Detecting Disease Biomarkers: Brain, Blood, and Beyond

In recent decades, biomarkers have become increasingly important in the neurology field, particularly to meet the clinical need of a substantial neurodegenerative disease burden globally. There is research demand for reliable, highly specific reagents for sensitive biomarker detection and tools that selectively measure disease-related post-translationally modified biomarker states, particularly phosphorylated tau (pTau). While mechanisms and etiologies differ between neurodegenerative disorders, many share the benefit of detectable fluid biomarkers, which aid disease characterization and offer opportunities for new therapeutically-relevant discoveries.¹

What Makes a Good Biomarker and Detection Method?

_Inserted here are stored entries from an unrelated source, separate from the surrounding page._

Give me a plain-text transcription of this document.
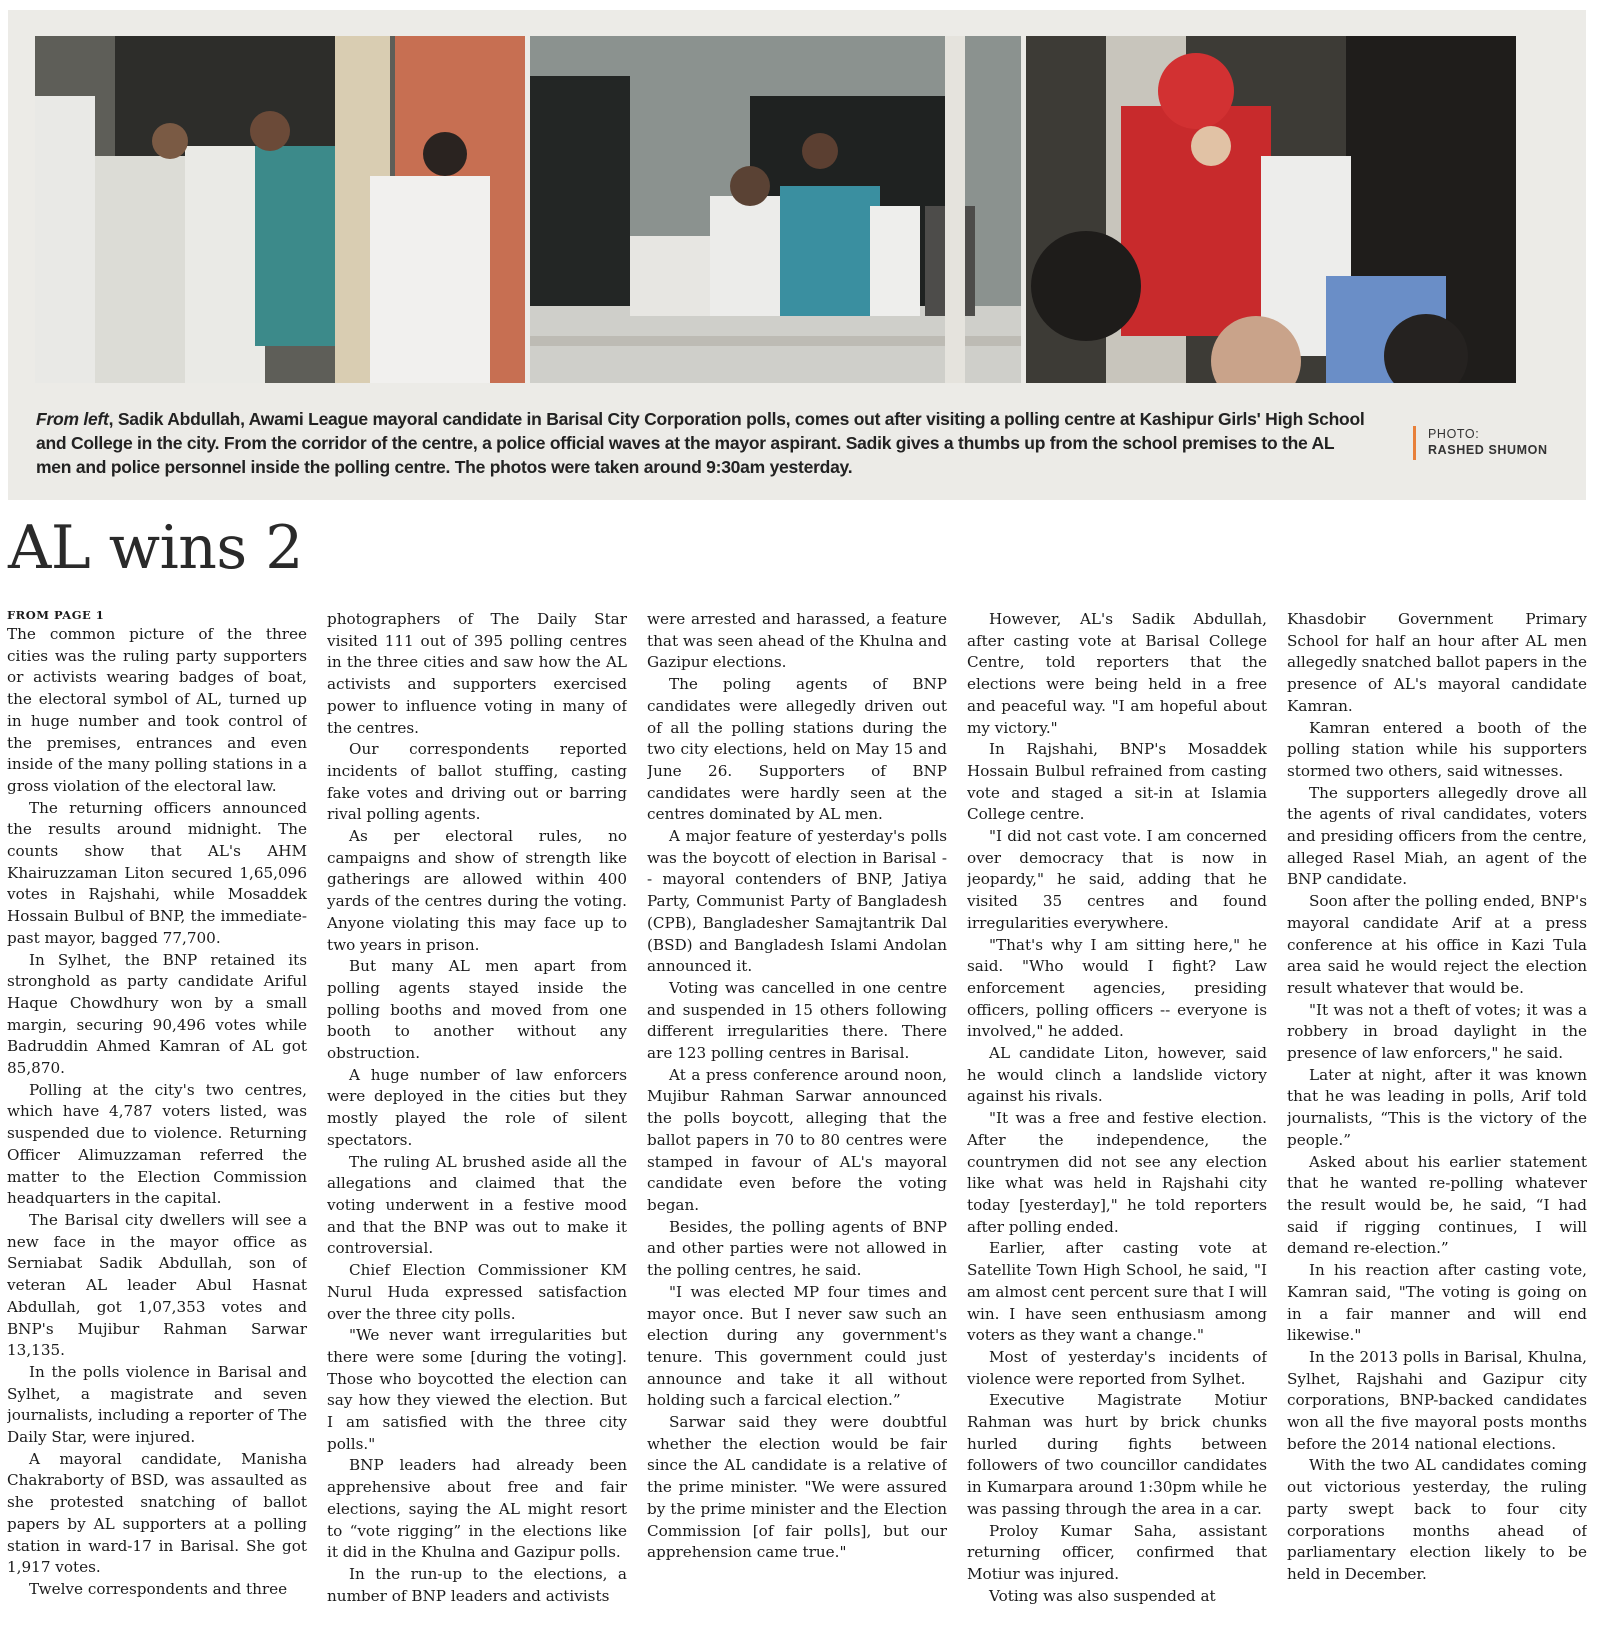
From left, Sadik Abdullah, Awami League mayoral candidate in Barisal City Corporation polls, comes out after visiting a polling centre at Kashipur Girls' High School and College in the city. From the corridor of the centre, a police official waves at the mayor aspirant. Sadik gives a thumbs up from the school premises to the AL men and police personnel inside the polling centre. The photos were taken around 9:30am yesterday.
PHOTO:
RASHED SHUMON
AL wins 2
FROM PAGE 1

The common picture of the three cities was the ruling party supporters or activists wearing badges of boat, the electoral symbol of AL, turned up in huge number and took control of the premises, entrances and even inside of the many polling stations in a gross violation of the electoral law.

The returning officers announced the results around midnight. The counts show that AL's AHM Khairuzzaman Liton secured 1,65,096 votes in Rajshahi, while Mosaddek Hossain Bulbul of BNP, the immediate-past mayor, bagged 77,700.

In Sylhet, the BNP retained its stronghold as party candidate Ariful Haque Chowdhury won by a small margin, securing 90,496 votes while Badruddin Ahmed Kamran of AL got 85,870.

Polling at the city's two centres, which have 4,787 voters listed, was suspended due to violence. Returning Officer Alimuzzaman referred the matter to the Election Commission headquarters in the capital.

The Barisal city dwellers will see a new face in the mayor office as Serniabat Sadik Abdullah, son of veteran AL leader Abul Hasnat Abdullah, got 1,07,353 votes and BNP's Mujibur Rahman Sarwar 13,135.

In the polls violence in Barisal and Sylhet, a magistrate and seven journalists, including a reporter of The Daily Star, were injured.

A mayoral candidate, Manisha Chakraborty of BSD, was assaulted as she protested snatching of ballot papers by AL supporters at a polling station in ward-17 in Barisal. She got 1,917 votes.

Twelve correspondents and three

photographers of The Daily Star visited 111 out of 395 polling centres in the three cities and saw how the AL activists and supporters exercised power to influence voting in many of the centres.

Our correspondents reported incidents of ballot stuffing, casting fake votes and driving out or barring rival polling agents.

As per electoral rules, no campaigns and show of strength like gatherings are allowed within 400 yards of the centres during the voting. Anyone violating this may face up to two years in prison.

But many AL men apart from polling agents stayed inside the polling booths and moved from one booth to another without any obstruction.

A huge number of law enforcers were deployed in the cities but they mostly played the role of silent spectators.

The ruling AL brushed aside all the allegations and claimed that the voting underwent in a festive mood and that the BNP was out to make it controversial.

Chief Election Commissioner KM Nurul Huda expressed satisfaction over the three city polls.

"We never want irregularities but there were some [during the voting]. Those who boycotted the election can say how they viewed the election. But I am satisfied with the three city polls."

BNP leaders had already been apprehensive about free and fair elections, saying the AL might resort to “vote rigging” in the elections like it did in the Khulna and Gazipur polls.

In the run-up to the elections, a number of BNP leaders and activists

were arrested and harassed, a feature that was seen ahead of the Khulna and Gazipur elections.

The poling agents of BNP candidates were allegedly driven out of all the polling stations during the two city elections, held on May 15 and June 26. Supporters of BNP candidates were hardly seen at the centres dominated by AL men.

A major feature of yesterday's polls was the boycott of election in Barisal -- mayoral contenders of BNP, Jatiya Party, Communist Party of Bangladesh (CPB), Bangladesher Samajtantrik Dal (BSD) and Bangladesh Islami Andolan announced it.

Voting was cancelled in one centre and suspended in 15 others following different irregularities there. There are 123 polling centres in Barisal.

At a press conference around noon, Mujibur Rahman Sarwar announced the polls boycott, alleging that the ballot papers in 70 to 80 centres were stamped in favour of AL's mayoral candidate even before the voting began.

Besides, the polling agents of BNP and other parties were not allowed in the polling centres, he said.

"I was elected MP four times and mayor once. But I never saw such an election during any government's tenure. This government could just announce and take it all without holding such a farcical election.”

Sarwar said they were doubtful whether the election would be fair since the AL candidate is a relative of the prime minister. "We were assured by the prime minister and the Election Commission [of fair polls], but our apprehension came true."

However, AL's Sadik Abdullah, after casting vote at Barisal College Centre, told reporters that the elections were being held in a free and peaceful way. "I am hopeful about my victory."

In Rajshahi, BNP's Mosaddek Hossain Bulbul refrained from casting vote and staged a sit-in at Islamia College centre.

"I did not cast vote. I am concerned over democracy that is now in jeopardy," he said, adding that he visited 35 centres and found irregularities everywhere.

"That's why I am sitting here," he said. "Who would I fight? Law enforcement agencies, presiding officers, polling officers -- everyone is involved," he added.

AL candidate Liton, however, said he would clinch a landslide victory against his rivals.

"It was a free and festive election. After the independence, the countrymen did not see any election like what was held in Rajshahi city today [yesterday]," he told reporters after polling ended.

Earlier, after casting vote at Satellite Town High School, he said, "I am almost cent percent sure that I will win. I have seen enthusiasm among voters as they want a change."

Most of yesterday's incidents of violence were reported from Sylhet.

Executive Magistrate Motiur Rahman was hurt by brick chunks hurled during fights between followers of two councillor candidates in Kumarpara around 1:30pm while he was passing through the area in a car.

Proloy Kumar Saha, assistant returning officer, confirmed that Motiur was injured.

Voting was also suspended at

Khasdobir Government Primary School for half an hour after AL men allegedly snatched ballot papers in the presence of AL's mayoral candidate Kamran.

Kamran entered a booth of the polling station while his supporters stormed two others, said witnesses.

The supporters allegedly drove all the agents of rival candidates, voters and presiding officers from the centre, alleged Rasel Miah, an agent of the BNP candidate.

Soon after the polling ended, BNP's mayoral candidate Arif at a press conference at his office in Kazi Tula area said he would reject the election result whatever that would be.

"It was not a theft of votes; it was a robbery in broad daylight in the presence of law enforcers," he said.

Later at night, after it was known that he was leading in polls, Arif told journalists, “This is the victory of the people.”

Asked about his earlier statement that he wanted re-polling whatever the result would be, he said, “I had said if rigging continues, I will demand re-election.”

In his reaction after casting vote, Kamran said, "The voting is going on in a fair manner and will end likewise."

In the 2013 polls in Barisal, Khulna, Sylhet, Rajshahi and Gazipur city corporations, BNP-backed candidates won all the five mayoral posts months before the 2014 national elections.

With the two AL candidates coming out victorious yesterday, the ruling party swept back to four city corporations months ahead of parliamentary election likely to be held in December.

Good biomarkers are specific, accessible, and detectable. Until recently, researchers and clinicians relied on surgically collected brain tissue samples to investigate and measure neurodegenerative disease biomarkers.² Widespread efforts to identify markers in circulating biological fluids, such as cerebrospinal fluid (CSF) and serum, have enabled quicker, inexpensive, and less invasive identification, screening, and staging of neurological conditions in the laboratory and clinic.²

Given the prevalence of neurodegenerative diseases, there is also a significant need for new and ideal biomarker detection methods. Regardless of the research focus, reliable biomarker testing should be sensitive and specific to the target analyte, easy to measure with reproducible results, and reflective of disease progression. Additionally, detection in different sample types is challenging but crucial for new screening methods, especially in clinical biomarker testing. Molecular biomarkers measured in the CSF or blood typically include nucleic acids such as microRNA and proteins such as pTau, beta amyloid (Aβ), or alpha-synuclein.^1,2

BIOMARKER SPECIFICITY

Disease heterogeneity within and between conditions drives the need for accurate and specific biomarkers in neurodegenerative disorder research. Currently, several fluid biomarkers can differentiate neurodegenerative diseases, and there is great interest in establishing biomarkers that may differentiate normal aging from pathological cognitive decline.¹ For example, there are three CSF biomarkers included in the diagnostic criteria for Alzheimer’s disease (AD): Aβ, total tau protein, and pTau.² In conjunction with other markers, elevated total tau in circulation reflects molecular differences between AD and age-matched healthy individuals. Hyperphosphorylated tau species are the major component of the neurofibrillary tangles (NFTs) that are characteristically present in AD brains. Certain pTau variants are also specific to AD and may help differentiate AD from frontotemporal dementia.¹ Additionally, increased pTau at threonine positions 181, 217, and 231 in either the CSF or blood can be used alongside Aβ biomarkers to monitor AD onset and progression.^2,3

SENSITIVE AND SELECTIVE SAMPLE DETECTION

Although brain imaging and CSF samples yield highly accurate and validated biomarkers that have been widely used in research settings, blood-based tests are increasingly adopted in the field of neurology.³ Recent techniques and optimized detection tools allow researchers to measure serum analytes at very low concentrations, providing scientists with sensitive detection and less invasive sample options.⁴ At the same time, reported variations in biomarker performance for different plasma pTau species highlight the importance of using selective reagents for detecting modified protein states. For example, pTau217 reflects abnormal CSF and PET biomarker status with higher accuracy than pTau181, and it better differentiates AD from other neurodegenerative disorders.³

Reliable Biomarker Immunoassays

Several immunoassays have been developed to detect different pTau species in tissue, cells, CSF, and plasma. However, scientists must thoughtfully choose immunoassay components such as antibodies, reagents, and detection systems, as each component may affect the reliability of biomarker measurements. For instance, studies comparing commercially-available plasma pTau immunoassays have revealed a certain degree of performance variability for pTau species, including pTau217 and pTau181.³ It is critical that researchers use validated and reliable immunoassays to ensure that they measure the desired and most informative biomarker species. Neurology biomarker detection, discovery, and implementation is steadily increasing in laboratories and clinical settings, driven by technological advancements that enhance precision and sensitivity, as well as insights gained from various disease subfields. This growth is expected to continue as measurement capabilities improve and more specific, selective, and reliable biomarkers emerge through optimized, targeted assays.⁴

References

1. Luebke M, et al. Fluid biomarkers for the diagnosis of neurodegenerative diseases. Biomark Neuropsychiatry. 2023;8:100062.
2. Doroszkiewicz J, et al. Molecular biomarkers and their implications for the early diagnosis of selected neurodegenerative diseases. Int J Mol Sci. 2022;23(9):4610.
3. Janelidze S, et al. Head-to-head comparison of 10 plasma phospho-tau assays in prodromal Alzheimer’s disease. Brain. 2022;146(4):1592-1601.
4. Lleó A. Biomarkers in neurological disorders: a fast-growing market. Brain Commun. 2021;3(2).